Perhaps rabbit is cheaper in France?

So Dear Readers, have you tried rabbit before, and what did you think of it?


  1. I remember sitting down to a rabbit meal then my sister asked where our pet one was. We all refused to eat it after that even though my parents swore to us it wasnt our pet. I stil dont believe them. I dont eat rabbit. Give me beef, lamb or chicken anyday!

  2. Yum! I like rabbit. Fried like chicken, baked sealed in a cocoon of very moist dressing are my favorites, but any chicken recipe works. If you are unsure of the age of the rabbit the baked with dressing helps a lot for a tender rabbit.

    My folks raised rabbits for the table and Dad hunted them.

    Side Note: As my Dad hunted, Mom used the 'baked with very moist savory dressing' for the pheasant that he brought home. Dad always skinned his birds, less feathers to deal with and easier to find the buckshot.

  3. I think some of us might be put off by the thought of a rabbit but it looks really like a chicken!

  4. Fantastic!!!! My hubby is insisting we have rabbit again before the weather warms up :)

  5. The carrots look delicious! Guess the rabbit is missing out on them :)

  6. I noticed that Coles is starting to stock more interesting meats last year. Hehe I remember the first time we cooked with rabbit we had to specially order it from this fancy butcher. Now it's much easier!

  7. We used to trap rabbits for free, so there's no way in hell I'm paying 19 bloody dollars a kilo, lol!
    I love how you paired the rabbit with carrot, the recipe looks so tasty :)

  8. We stuck a whole rabbit into our Romertopf baker recently and it baked to delicious moistness - the boys loved it! If I cook it in pieces again, I'll have to get the butcher to cut it up for me - last time I tried it looked like it had been axe murdered! :)

  9. I can't look at my cats, stretched out in the sun, in the same way! THANKS! NOT!!! :-)

    I've eaten rabbit once. It had been smashed up by an inexpert butcher and there were chips of bone everywhere. It was unwonderful.

    But, I'm willing to have another go - and frankly, ANYTHING with bacon in, has my vote.

  10. Hello there Lovlies! What a beautiful day here today with Spring sneaking in a bit early, I hope it's here to stay. Spring also means lots of little lambs and baby bunnies, what's not to love!

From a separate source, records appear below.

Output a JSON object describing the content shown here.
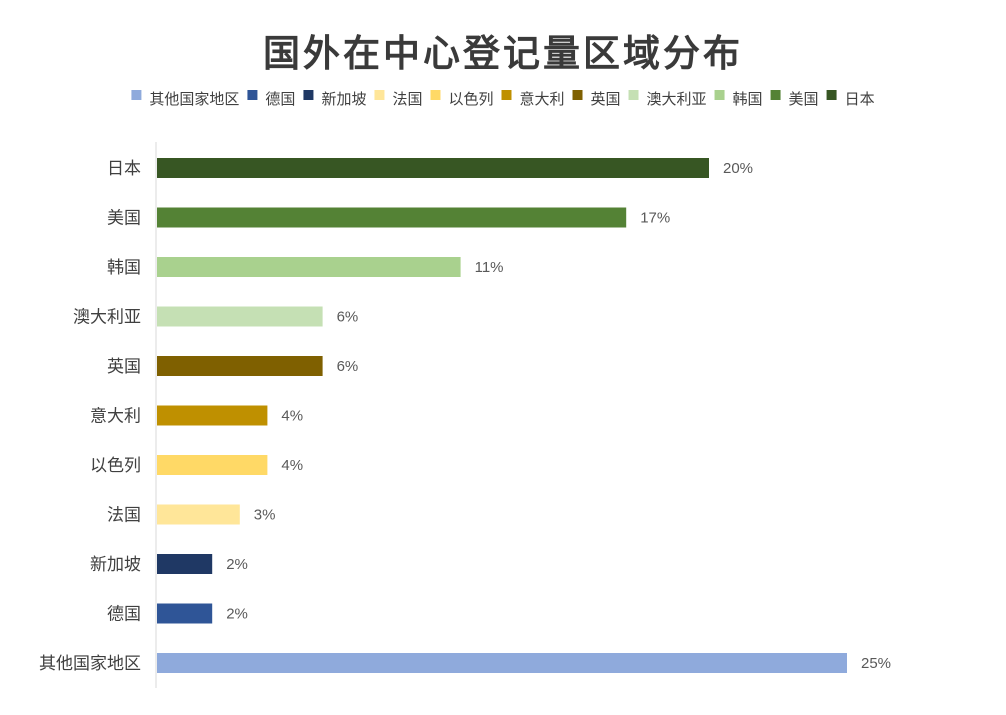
{
  "chart_data": {
    "type": "bar",
    "orientation": "horizontal",
    "title": "国外在中心登记量区域分布",
    "categories": [
      "日本",
      "美国",
      "韩国",
      "澳大利亚",
      "英国",
      "意大利",
      "以色列",
      "法国",
      "新加坡",
      "德国",
      "其他国家地区"
    ],
    "values": [
      20,
      17,
      11,
      6,
      6,
      4,
      4,
      3,
      2,
      2,
      25
    ],
    "value_labels": [
      "20%",
      "17%",
      "11%",
      "6%",
      "6%",
      "4%",
      "4%",
      "3%",
      "2%",
      "2%",
      "25%"
    ],
    "colors": [
      "#375623",
      "#548235",
      "#a9d18e",
      "#c5e0b4",
      "#7f6000",
      "#bf9000",
      "#ffd966",
      "#ffe699",
      "#1f3864",
      "#2f5597",
      "#8faadc"
    ],
    "legend": {
      "position": "top",
      "order": [
        "其他国家地区",
        "德国",
        "新加坡",
        "法国",
        "以色列",
        "意大利",
        "英国",
        "澳大利亚",
        "韩国",
        "美国",
        "日本"
      ]
    },
    "xlim": [
      0,
      25
    ],
    "grid": false
  }
}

    Simcha- I don't think your parents could be that mean... could they?

    Judy- I definitely think this was a nice young rabbit as it was very tender. My sister got a mouthfull of buckshot in her moose burger when she was in Canada, I have enough problem with fish bones!

    Tigerfish- I think it is just a mental image issue, I was OK except for the little bit of fluff on the end of the legs :(

    Muppy- This really is a nice recipe if you don't want to braise or stew it. I also like a nice rabbit pie.

    Chopinandmysaucepan- At least they all end up together- in my tummy :)

    Lorraine- It's much more interesting now isn't it? Our Coles has ice buckets of fresh fish in front of the counter so you can actually touch and smell them when you select your dinner- much better than hiding it behind the glass.

    JasmyneTea- I know, it's a bit expensive for a family meal! There's not a lot of meat on the bunnies either.

    Celia- Oh that's a great idea to cook it in that! I bet it was so moist and tender. The butchers make it look sooo easy, I guess practice makes perfect :)

    Ninehundred- Sorry sweetie, but I bet they wouldn't taste as nice, probably fatter though! :) I got half a duck once that was chopped up with a very blunt cleaver and was full of chips too, it put me off for ages. Yes, bacon makes the world go round:)

    Hope you have a lovely week Readers, and enjoy the weater while it lasts!

  11. That naked bunny on the chopping board looks so intimidating to me! Although I think I would like the challenge too. Love the addition of fennel seeds in this recipe - it's a spice I wouldn't think to pair with rabbit.